The End of the World

Thirty-Third Sunday of the Year. Mal 3:19-20a; Ps 98:5-9; 2 Thes 3:7-12; Lk 21:5-19

Today’s readings approaching the end of the liturgical year begin to focus on the theme of the end of the world. The Prophet Malachi in today’s First Reading describes a Day of Judgment in which the coming of daylight, the rising of the sun, brings a blazing furnace to evildoers, but ‘healing rays’ to those who fear the Lord’s name. In the Gospel, Jesus combines two themes: in the near future, a prophecy of the destruction of the Jerusalem Temple and, in the more distant future, a prophecy of the events preceding the end of the world. It is these themes I would like to explore in today’s brief homily.

First, with regard to the near future, in 70AD, forty years after the Jesus’ words, four Roman legions under the future emperor Titus, besieged, conquered and razed much of the city of Jerusalem. In one of the most traumatic events in the history of the Jewish people, the Temple itself was torn down, as Jesus had warned, so that there was not left ‘a stone upon another stone’. All that is believed to remain of the structure today is not the Temple itself, but part of the edge of the great platform built by Herod; today this is called the Western or Wailing Wall. With no place of sacrifice, the Jewish priesthood also came to an end. For those seeking a meaning to such an apparent disaster, such a cataclysmic event might simply stand forever as a grim moral warning against hubris. The Jerusalem Temple at the time of Christ was one of the wonders of the ancient world; its destruction could be interpreted merely as one of many object lessons showing that even the greatest human achievements can quickly be swept away. For the early Christians, however, the significance of the destruction of the Temple was essentially spiritual. With the new and final covenant, God had brought the earlier, preparatory phase of salvation history to a close. In place of the sacrifices of animals, God had provided a new sacrifice, the Lamb of God who takes away the sins of the world. In place of the Order of Aaron, God had established a new priesthood of the Order of Melchizedek, what we today call the Catholic priesthood. In place of the one Temple, God had provided many places to offer the new sacrifice, the Sacrifice of the Mass. Indeed, although it is hard to give a precise measure, the Sacrifice of the Mass is probably being offered in about a third of a million different churches this Sunday in almost every country of the world, including our own church of St. Ambrose. So the faith of the Jewish people over so many centuries has bourne fruit in the most unexpected way among the Gentiles. This is also the fulfillment of the ancient prophecy of Malachi (1:11), “From the rising of the sun to its setting [from ‘East to West’] my name is great among the nations, and in every place incense is offered to my name, and a pure offering; for my name is great among the nations, says the LORD of hosts.” This pure offering to which the prophet referred is Jesus Christ himself, not offered in only one location, only one Temple, but now in every place among the nations.

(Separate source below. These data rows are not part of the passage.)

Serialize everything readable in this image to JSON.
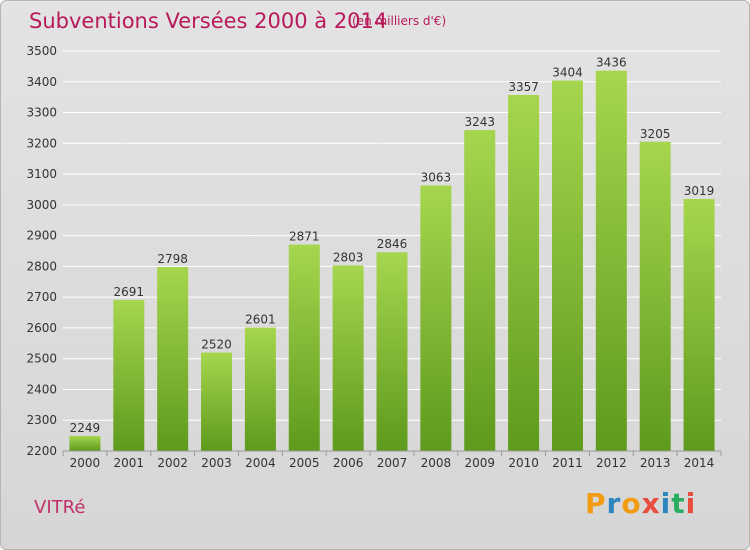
{
  "header": {
    "title": "Subventions Versées 2000 à 2014",
    "subtitle": "(en milliers d'€)"
  },
  "footer": {
    "commune": "VITRé",
    "logo_letters": [
      "P",
      "r",
      "o",
      "x",
      "i",
      "t",
      "i"
    ],
    "logo_colors": [
      "#f39c12",
      "#2e86c1",
      "#f39c12",
      "#e74c3c",
      "#2e86c1",
      "#27ae60",
      "#e74c3c"
    ]
  },
  "chart_data": {
    "type": "bar",
    "title": "Subventions Versées 2000 à 2014",
    "subtitle": "(en milliers d'€)",
    "categories": [
      "2000",
      "2001",
      "2002",
      "2003",
      "2004",
      "2005",
      "2006",
      "2007",
      "2008",
      "2009",
      "2010",
      "2011",
      "2012",
      "2013",
      "2014"
    ],
    "values": [
      2249,
      2691,
      2798,
      2520,
      2601,
      2871,
      2803,
      2846,
      3063,
      3243,
      3357,
      3404,
      3436,
      3205,
      3019
    ],
    "ylim": [
      2200,
      3500
    ],
    "yticks": [
      2200,
      2300,
      2400,
      2500,
      2600,
      2700,
      2800,
      2900,
      3000,
      3100,
      3200,
      3300,
      3400,
      3500
    ],
    "grid": true,
    "colors": {
      "bar_top": "#a6d64e",
      "bar_bottom": "#5e9a1c",
      "grid": "#ffffff",
      "axis_text": "#333333"
    }
  }
}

However, Jesus’ prophecy not only refers to an event in our past, the destruction of the Temple, but also to those in our future. When questioned, he speaks of the wars, natural disasters, signs and persecutions that will precede the end of the world. Now, when talking about the end of the world there is an important warning that must always be kept in mind. For the last two thousand years, many people have claimed to predict the actual time of the end based on their reading of Scripture. However, these people do not really know Scripture, or at least they have not properly understood today’s Gospel. Jesus explicitly warns, “See that you not be deceived, for many will come in my name, saying, ‘I am he,’ and ‘the time has come.’ Do not follow them!” In commenting on this, St Augustine confirms that we are entirely ignorant about whether the end of the world will be within any given number of years, whether ten thousand or twenty thousand, or within two or three. If we did know, it would do us harm rather than good. If, therefore, anyone appears saying that the end is at hand, do not follow them. Nevertheless, the sense of living within the last days is not an entirely mistaken instinct. Christians in every age from the first century until today have experienced wars, natural disasters, signs and persecutions, all of which are prefigurements of the end times. What these do at least serve to remind us of is that this world is finite. This world is of the greatest importance as the place and opportunity of our salvation, but it will come to an end. Our task is to repent and be spiritually fruitful in the time that is given to us.